Researchers showcase their novel artificial camouflage skin in a biomimetic chameleon soft robot, demonstrating its excellent capacity for high-resolution crypsis and real-time concealment.
Being invisible sounds like a power only superheroes could have, but a new artificial camouflage skin developed by researchers from Seoul National University may turn our imagined fantasies into a reality.
Artificial camouflage is a functional mimicry of natural concealment technologies that exist in the natural world, such as the ones found in chameleons and octopuses. In recent years, camouflage technology has garnered significant attention for its widespread military applications – from improving survivability to simplifying the identification of anonymous objects. In the field of medicine, artificial camouflage is also emerging as an important area for soft robotics, electronic skin, and wearable devices.
However, existing artificial camouflage devices are often pixelated, resulting in lowered concealment efficiency. This is problematic as live backgrounds usually require patterns smaller than an individual pixel. Furthermore, although the practical application of camouflage devices requires real-time background sensing ability, this is a feature that active camouflage technologies have yet to realise due to the sheer complexity of the required system.
Now, a team of researchers led by Professor Seung Hwan Ko at Seoul National University has recently announced the development of a wearable artificial chameleon skin that can conceal itself immediately by detecting the surrounding background in real-time. They overcame the problems of earlier models with the help of thermochromic liquid crystal ink and silver nanowire heaters to construct a more practical, scalable, and high-performance artificial camouflage at a complete device level.
As its name suggests, thermochromic liquid crystals can change colour depending on temperature. In particular, they have a reflective spectrum that can be controlled over a wide range of the visible spectrum through minor temperature changes. This gives them their characteristic tuneable colouration, even when made into ink form. Knowing this, Ko and his colleagues strategised to layer thermochromic liquid crystal ink onto their new artificial camouflage skin. However, to allow for its colourful camouflage, the researchers had to find a way to control the temperature of the device.
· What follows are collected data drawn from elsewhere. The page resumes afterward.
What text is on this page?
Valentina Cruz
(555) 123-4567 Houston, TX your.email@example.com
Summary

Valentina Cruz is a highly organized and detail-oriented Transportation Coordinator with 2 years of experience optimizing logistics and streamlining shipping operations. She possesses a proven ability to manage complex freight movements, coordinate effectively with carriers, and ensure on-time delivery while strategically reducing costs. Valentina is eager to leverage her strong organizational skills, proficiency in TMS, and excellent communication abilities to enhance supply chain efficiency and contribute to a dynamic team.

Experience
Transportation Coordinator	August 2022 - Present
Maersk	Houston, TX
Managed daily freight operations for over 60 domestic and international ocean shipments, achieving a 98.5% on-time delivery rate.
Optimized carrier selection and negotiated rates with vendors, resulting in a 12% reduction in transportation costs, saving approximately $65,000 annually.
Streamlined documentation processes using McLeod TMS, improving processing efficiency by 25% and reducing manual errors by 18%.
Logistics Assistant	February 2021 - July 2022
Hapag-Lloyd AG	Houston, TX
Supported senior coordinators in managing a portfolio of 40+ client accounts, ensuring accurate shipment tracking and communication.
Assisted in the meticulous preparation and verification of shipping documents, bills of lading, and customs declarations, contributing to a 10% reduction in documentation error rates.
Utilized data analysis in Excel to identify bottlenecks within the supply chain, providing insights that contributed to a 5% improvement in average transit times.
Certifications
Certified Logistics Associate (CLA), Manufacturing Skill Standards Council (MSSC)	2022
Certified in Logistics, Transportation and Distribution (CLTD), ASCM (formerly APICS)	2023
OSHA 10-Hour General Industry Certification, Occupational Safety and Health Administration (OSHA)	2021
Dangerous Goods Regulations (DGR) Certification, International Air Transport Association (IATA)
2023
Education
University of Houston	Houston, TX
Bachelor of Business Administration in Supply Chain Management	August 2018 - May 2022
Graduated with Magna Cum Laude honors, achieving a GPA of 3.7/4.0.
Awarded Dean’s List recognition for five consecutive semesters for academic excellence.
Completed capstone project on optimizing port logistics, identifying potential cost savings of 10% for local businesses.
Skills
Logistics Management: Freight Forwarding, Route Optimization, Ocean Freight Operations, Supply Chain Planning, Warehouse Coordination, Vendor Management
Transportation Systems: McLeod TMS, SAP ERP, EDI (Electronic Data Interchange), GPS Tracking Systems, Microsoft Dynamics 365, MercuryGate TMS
In search of a solution, the researchers tested a variety of heaters before finally concluding that silver nanowire heaters worked best to accurately manipulate temperature. These nanowire heaters not only show excellent electrical and mechanical stability, but also enable the expression of fine patterns without associating the lateral pixelation scheme. They also found that displaying images do not need individually addressable lateral pixels. Therefore, they arranged the silver nanowire heaters in a vertically-stacked multilayer fashion.
With this new arrangement, the team successfully reduced the complexity of the system. But more importantly, they were able to achieve colourful camouflage since the researchers can activate either a single layer selectively or multiple layers simultaneously to show a wide range of colours and patterns. The team also addressed the issue of real-time concealment by incorporating a real-time sensing system that can quickly blend into the background.
Having addressed the limitations of past models, the team sought to demonstrate the efficacy of their novel creation. To do this, they integrated the proposed silver nanowire and thermochromic-based Artificial Chameleon Skin with colour sensors and feedback control systems. Combined, they completed the artificial camouflage device. When tested on a chameleon model, it was revealed that the “skin” could successfully detect the local background colour and match its colouration in real-time, demonstrating its potential to become a scalable and practical next-generation camouflage technology.